I’ve often written about how themes seem to present themselves unplanned in our stories. They’re never thought through and rarely seasonal, because that’s too easy. They can be about stigma, or travel, or sickness, or art, or history, or teaching philosophy, or home rule, or really just about anything. But they pop up, a sign of the zeitgeist. Or something.

This week, the theme clearly is community.

When you think about it from a distance, it makes sense. October 7, the violent brutality of the attacks, and the antisemitism that illogically followed them — the response should have been love, the desire to protect and comfort, but it was not — have drawn many of us closer together. Many Jews who have been outside the community have chosen to come into it, at times driven by fear, seemingly more often by curiosity, a sense of fellowship, and pride.

Summer camps offer not only a sense of community but the truth of it.

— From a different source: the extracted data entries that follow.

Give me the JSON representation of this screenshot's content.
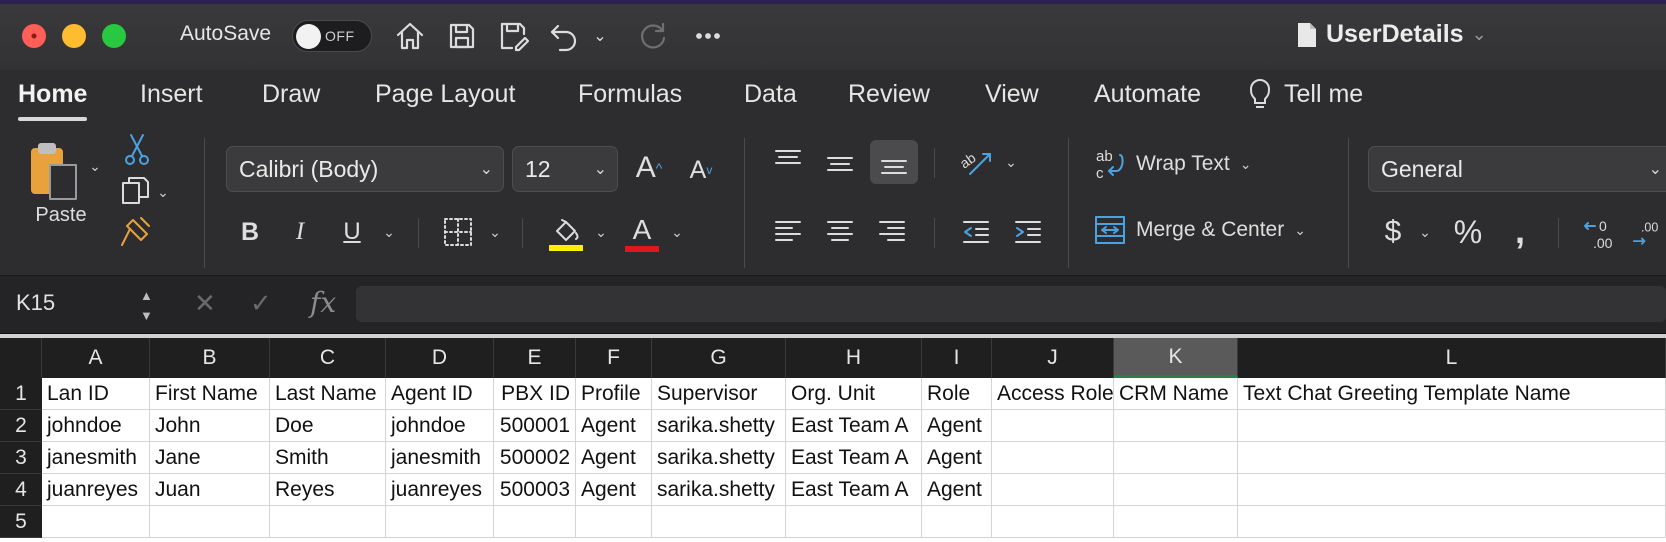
{
  "titlebar": {
    "autosave_label": "AutoSave",
    "autosave_state": "OFF",
    "document_title": "UserDetails",
    "icons": [
      "home-icon",
      "save-icon",
      "save-as-icon",
      "undo-icon",
      "redo-icon",
      "more-icon"
    ]
  },
  "ribbon_tabs": [
    "Home",
    "Insert",
    "Draw",
    "Page Layout",
    "Formulas",
    "Data",
    "Review",
    "View",
    "Automate"
  ],
  "active_tab": "Home",
  "tell_me": "Tell me",
  "ribbon": {
    "paste_label": "Paste",
    "font_name": "Calibri (Body)",
    "font_size": "12",
    "wrap_text": "Wrap Text",
    "merge_center": "Merge & Center",
    "number_format": "General",
    "fill_color": "#ffee00",
    "font_color": "#e0181b"
  },
  "formula_bar": {
    "name_box": "K15",
    "formula": ""
  },
  "grid": {
    "columns": [
      "A",
      "B",
      "C",
      "D",
      "E",
      "F",
      "G",
      "H",
      "I",
      "J",
      "K",
      "L"
    ],
    "selected_column": "K",
    "row_numbers": [
      "1",
      "2",
      "3",
      "4",
      "5"
    ],
    "rows": [
      [
        "Lan ID",
        "First Name",
        "Last Name",
        "Agent ID",
        "PBX ID",
        "Profile",
        "Supervisor",
        "Org. Unit",
        "Role",
        "Access Role",
        "CRM Name",
        "Text Chat Greeting Template Name"
      ],
      [
        "johndoe",
        "John",
        "Doe",
        "johndoe",
        "500001",
        "Agent",
        "sarika.shetty",
        "East Team A",
        "Agent",
        "",
        "",
        ""
      ],
      [
        "janesmith",
        "Jane",
        "Smith",
        "janesmith",
        "500002",
        "Agent",
        "sarika.shetty",
        "East Team A",
        "Agent",
        "",
        "",
        ""
      ],
      [
        "juanreyes",
        "Juan",
        "Reyes",
        "juanreyes",
        "500003",
        "Agent",
        "sarika.shetty",
        "East Team A",
        "Agent",
        "",
        "",
        ""
      ],
      [
        "",
        "",
        "",
        "",
        "",
        "",
        "",
        "",
        "",
        "",
        "",
        ""
      ]
    ],
    "numeric_columns": [
      4
    ]
  }
}
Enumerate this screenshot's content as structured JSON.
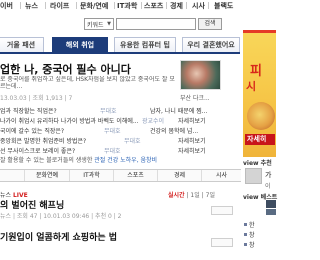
{
  "nav": {
    "items": [
      "이버 ",
      "뉴스",
      "라이프",
      "문화/연예",
      "IT과학",
      "스포츠",
      "경제",
      "시사",
      "블랙도"
    ]
  },
  "search": {
    "category": "키워드",
    "button": "검색",
    "value": ""
  },
  "tabs": [
    {
      "label": "거울 패션",
      "active": false
    },
    {
      "label": "해외 취업",
      "active": true
    },
    {
      "label": "유용한 컴퓨터 팁",
      "active": false
    },
    {
      "label": "우리 결혼했어요",
      "active": false
    }
  ],
  "featured": {
    "headline": "업한 나, 중국어 필수 아니다",
    "summary": "로 중국어를 취업하고 싶은데, HSK자험을 보지 않았고 중국어도 잘 모르는데...",
    "meta": "13.03.03 | 조회 1,913 | 7",
    "thumb_caption": "부산 다크..."
  },
  "articles": [
    {
      "title": "업과 직장할는 직업은?",
      "category": "무대호",
      "right": "남자, 나니 때문에 찜..."
    },
    {
      "title": "나가이 취업시 유리하다 나가이 방법과 바벡도 이해에...",
      "category": "광교수이",
      "right": "자세히보기"
    },
    {
      "title": "국이에 갈수 있는 직장은?",
      "category": "무대호",
      "right": "건강의 몸학에 넘..."
    },
    {
      "title": "중앙회은 발명한 취업준비 방법은?",
      "category": "무대호",
      "right": "자세히보기"
    },
    {
      "title": "선 무사이스크로 보레이 좋은?",
      "category": "무대호",
      "right": "자세히보기"
    }
  ],
  "banner": {
    "prefix": "잘 활용할 수 있는 블로거들의 생생한 ",
    "highlight": "관절 건강 노하우, 움창비",
    "suffix": ""
  },
  "section_tabs": [
    "",
    "문화연예",
    "IT과학",
    "스포츠",
    "경제",
    "시사"
  ],
  "live": {
    "badge": "LIVE",
    "label": "뉴스",
    "sort": [
      "실시간",
      "1일",
      "7일"
    ],
    "active_sort": "실시간",
    "title1": "의 벌어진 해프닝",
    "meta": "뉴스 | 조회 47 | 10.01.03 09:46 | 추천 0 | 2",
    "title2": "기원입이 얼콤하게 쇼핑하는 법"
  },
  "ad": {
    "line1": "피",
    "line2": "시",
    "cta": "자세히"
  },
  "sidebar": {
    "view_best": "view 추천",
    "best_text": "가",
    "best_sub": "이",
    "view_best2": "view 베스트",
    "items": [
      "한",
      "창",
      "창"
    ]
  },
  "colors": {
    "brand": "#1d3c7a",
    "live_red": "#d32020",
    "link_blue": "#2a62b5"
  }
}
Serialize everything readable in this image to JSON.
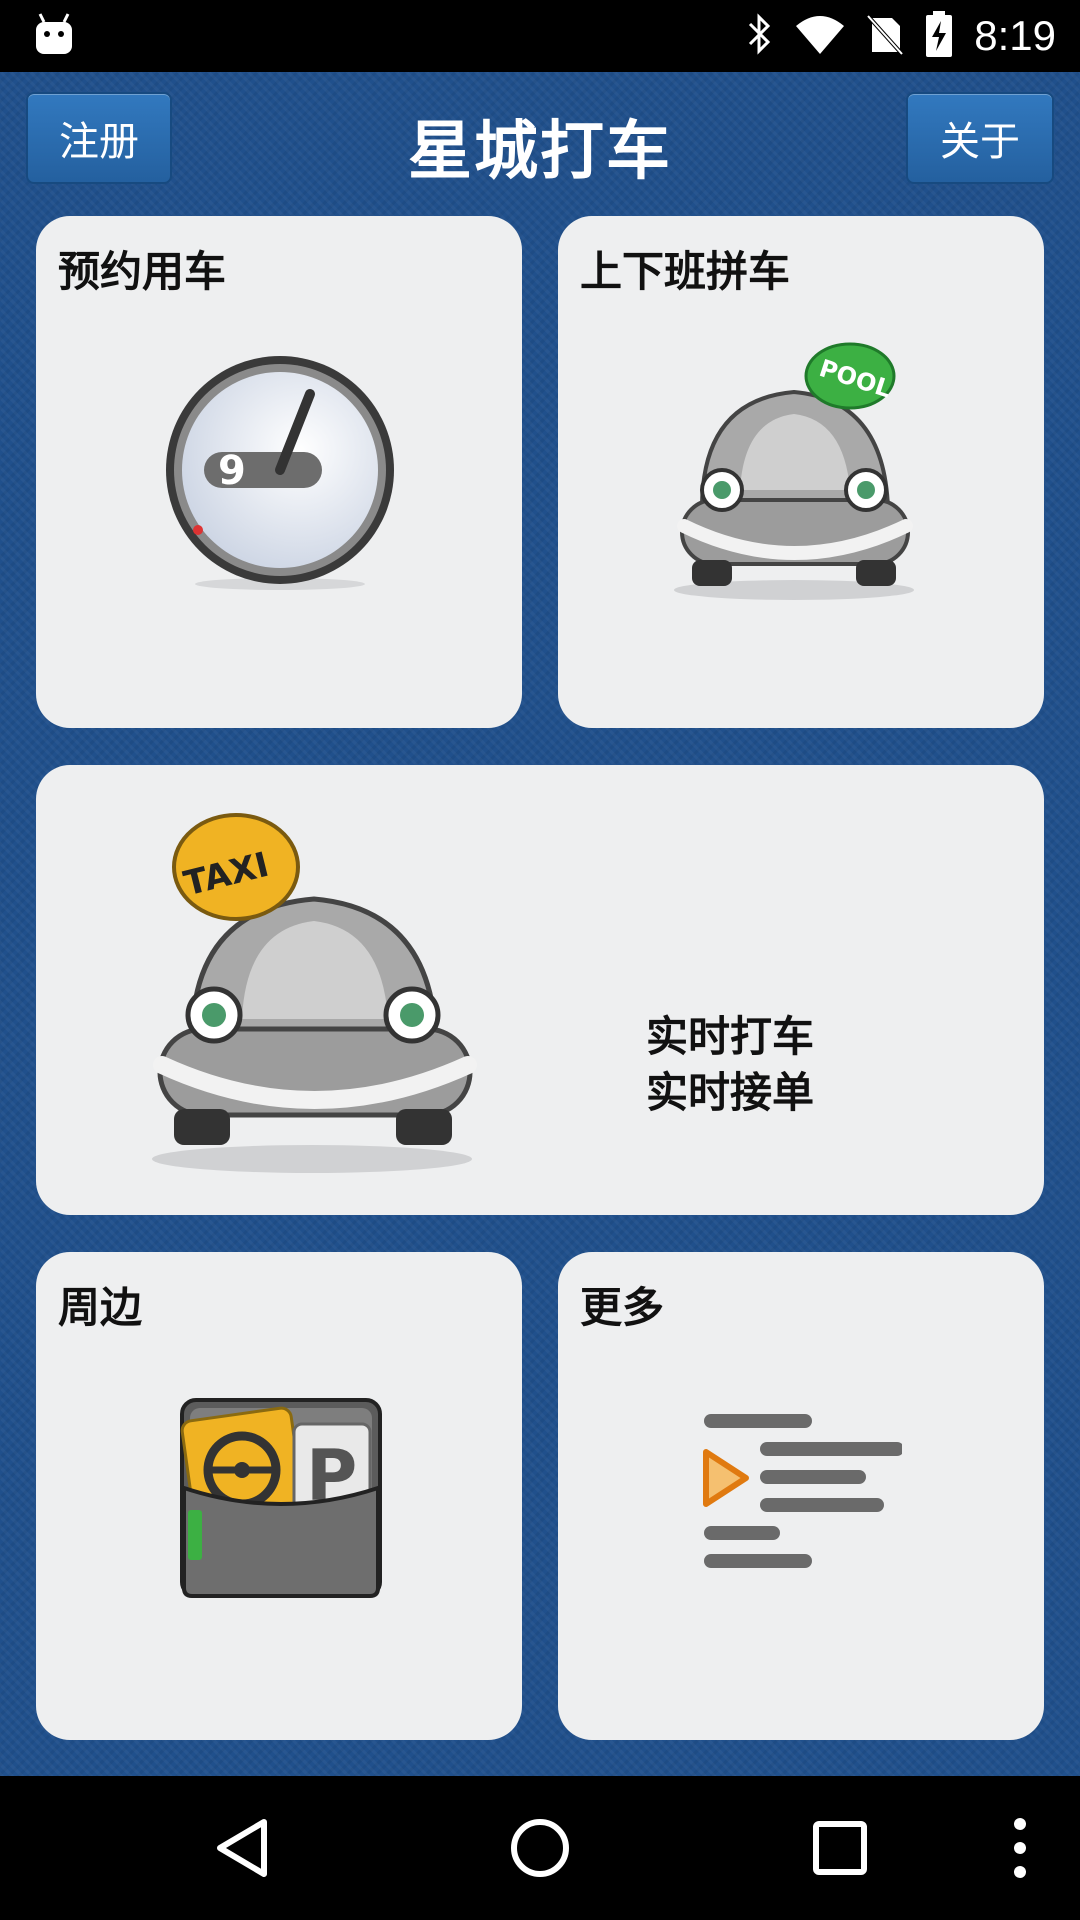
{
  "status_bar": {
    "time": "8:19",
    "icons": [
      "android-icon",
      "bluetooth-icon",
      "wifi-icon",
      "no-sim-icon",
      "battery-charging-icon"
    ]
  },
  "header": {
    "title": "星城打车",
    "register_label": "注册",
    "about_label": "关于"
  },
  "cards": {
    "reserve": {
      "label": "预约用车",
      "icon": "clock-icon"
    },
    "carpool": {
      "label": "上下班拼车",
      "icon": "pool-car-icon",
      "badge": "POOL"
    },
    "realtime": {
      "line1": "实时打车",
      "line2": "实时接单",
      "icon": "taxi-car-icon",
      "badge": "TAXI"
    },
    "nearby": {
      "label": "周边",
      "icon": "wallet-icon"
    },
    "more": {
      "label": "更多",
      "icon": "menu-list-icon"
    }
  },
  "nav_bar": {
    "icons": [
      "back-icon",
      "home-icon",
      "recents-icon",
      "overflow-menu-icon"
    ]
  },
  "colors": {
    "app_background": "#20508c",
    "button": "#2a6aad",
    "card": "#eeeff0"
  }
}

It makes sense that camps work to produce a feeling of belonging, along with a strong desire to belong. They function in a way like Ulpans or even boot camps. Total immersion produces a cohesive group. The outside world can feel very far away. The colors at camp can be so vivid that campers start thinking of the rest of the world in black and white, the way Dorothy Gale saw Kansas as monochrome and Oz as glorious Technicolor.

Jewish camps are extraordinary at giving Jewish campers a Jewish education without them necessarily even realizing that they’re being taught. Yes, sometimes camps have classes; sometimes kids even pay attention in them. But most of the learning goes on informally, almost by osmosis.

One of the many things kids can learn at camp is how very much fun learning can be. Old-fashioned educators saw fun and learning as diametrically opposed; one of the brilliant discoveries kids can make at camp is that learning can be exciting, stimulating, sometimes even funny. It can be fun.

As we see, camps make the kind of community that can last a lifetime.

The Jewish Broadcasting Service also creates community, offering a range of programming broad enough so that at least part of it is likely to appeal to everyone. It goes about community-building radically differently than camping does — it allows people who are isolated at home to feel less lonely through the emotional and intellectual stimulation the network provides.

And of course the combination of poetry and coffee always brings people together.

We hope that although the external need for community goes away — that this new surge of antisemitism goes back down into the sewer, and the manhole covers clang shut over it — the internal love of it remains to enrich our lives.

And parents, think about sending your kids to Jewish summer camp!